I feed Finn again, adjusting him against my chest. Cormac moves quietly beside me, bringing a blanket, adjusting the lighting, checking the monitor he installed above the crib.

I glance at him. He does not smile. He does not speak.

He simply exists, unwavering and possessive.

And I love him. I hate him. I need him. I am trapped by him. And I stay.

Two weeks pass in this rhythm. My body heals slowly.

Nights remain fragmented. My arms ache. My breasts are raw, nipples chapped and bleeding at times.

But I am not alone. I am managed. I am seen.

I am held.
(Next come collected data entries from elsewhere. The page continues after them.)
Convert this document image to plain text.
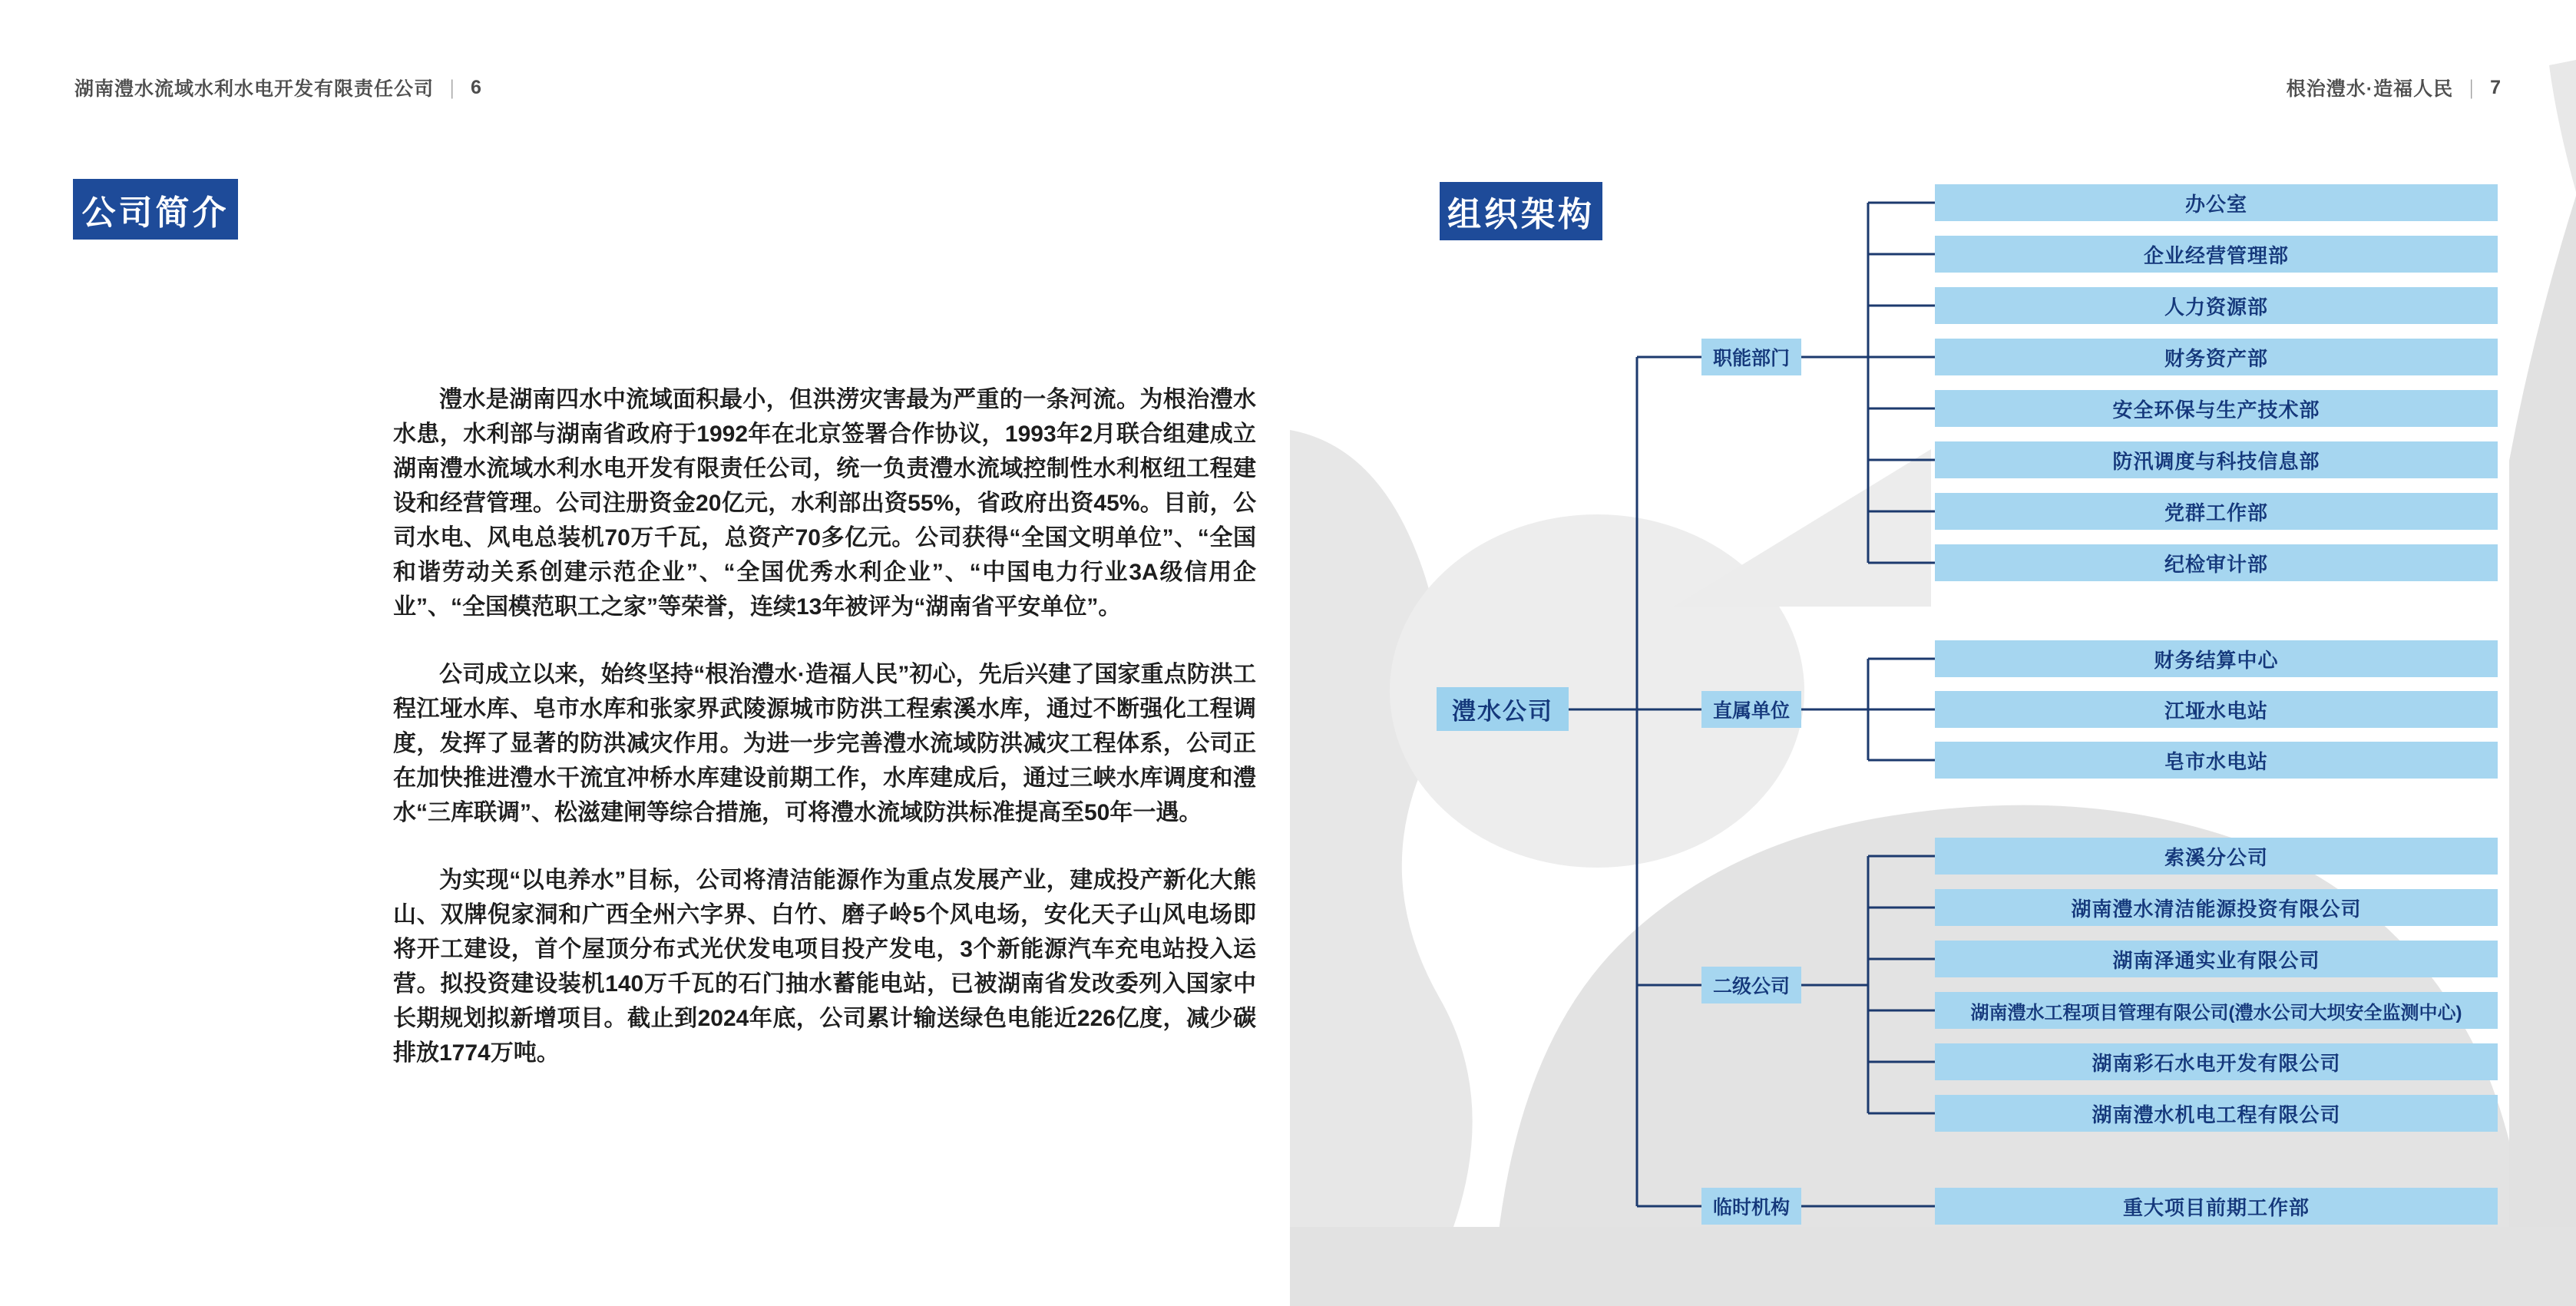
湖南澧水流域水利水电开发有限责任公司 | 6	根治澧水·造福人民 | 7
公司简介	组织架构

澧水是湖南四水中流域面积最小，但洪涝灾害最为严重的一条河流。为根治澧水水患，水利部与湖南省政府于1992年在北京签署合作协议，1993年2月联合组建成立湖南澧水流域水利水电开发有限责任公司，统一负责澧水流域控制性水利枢纽工程建设和经营管理。公司注册资金20亿元，水利部出资55%，省政府出资45%。目前，公司水电、风电总装机70万千瓦，总资产70多亿元。公司获得“全国文明单位”、“全国和谐劳动关系创建示范企业”、“全国优秀水利企业”、“中国电力行业3A级信用企业”、“全国模范职工之家”等荣誉，连续13年被评为“湖南省平安单位”。

公司成立以来，始终坚持“根治澧水·造福人民”初心，先后兴建了国家重点防洪工程江垭水库、皂市水库和张家界武陵源城市防洪工程索溪水库，通过不断强化工程调度，发挥了显著的防洪减灾作用。为进一步完善澧水流域防洪减灾工程体系，公司正在加快推进澧水干流宜冲桥水库建设前期工作，水库建成后，通过三峡水库调度和澧水“三库联调”、松滋建闸等综合措施，可将澧水流域防洪标准提高至50年一遇。

为实现“以电养水”目标，公司将清洁能源作为重点发展产业，建成投产新化大熊山、双牌倪家洞和广西全州六字界、白竹、磨子岭5个风电场，安化天子山风电场即将开工建设，首个屋顶分布式光伏发电项目投产发电，3个新能源汽车充电站投入运营。拟投资建设装机140万千瓦的石门抽水蓄能电站，已被湖南省发改委列入国家中长期规划拟新增项目。截止到2024年底，公司累计输送绿色电能近226亿度，减少碳排放1774万吨。

澧水公司
职能部门
直属单位
二级公司
临时机构
办公室
企业经营管理部
人力资源部
财务资产部
安全环保与生产技术部
防汛调度与科技信息部
党群工作部
纪检审计部
财务结算中心
江垭水电站
皂市水电站
索溪分公司
湖南澧水清洁能源投资有限公司
湖南泽通实业有限公司
湖南澧水工程项目管理有限公司(澧水公司大坝安全监测中心)
湖南彩石水电开发有限公司
湖南澧水机电工程有限公司
重大项目前期工作部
I am part of a family that exists in both seamless order and raw, complicated emotion.

Finn sleeps between us, small chest rising and falling, and I allow myself to rest if only in brief increments, knowing Cormac will not let anything go wrong while I do.

And so I stay. I choose to stay. Every instinct to run, to vanish, to claim independence collapses under the simple, brutal, undeniable truth: leaving would hurt Finn. Leaving would leave me alone. Staying is easier. Safer. And maybe, in the twisted calculus of my heart, even bearable.

I press my forehead to Finn’s tiny head, tracing the soft line of his hair.

He stirs, whimpers softly, and I feel Cormac’s hand over mine, the silent promise of protection, the assertion of claim.

We are a unit, tangled, permanent. I exhale, letting exhaustion and love and fear mix in a warm, tangled, impossible knot.

I stay.

And I know, fully, completely: this is home.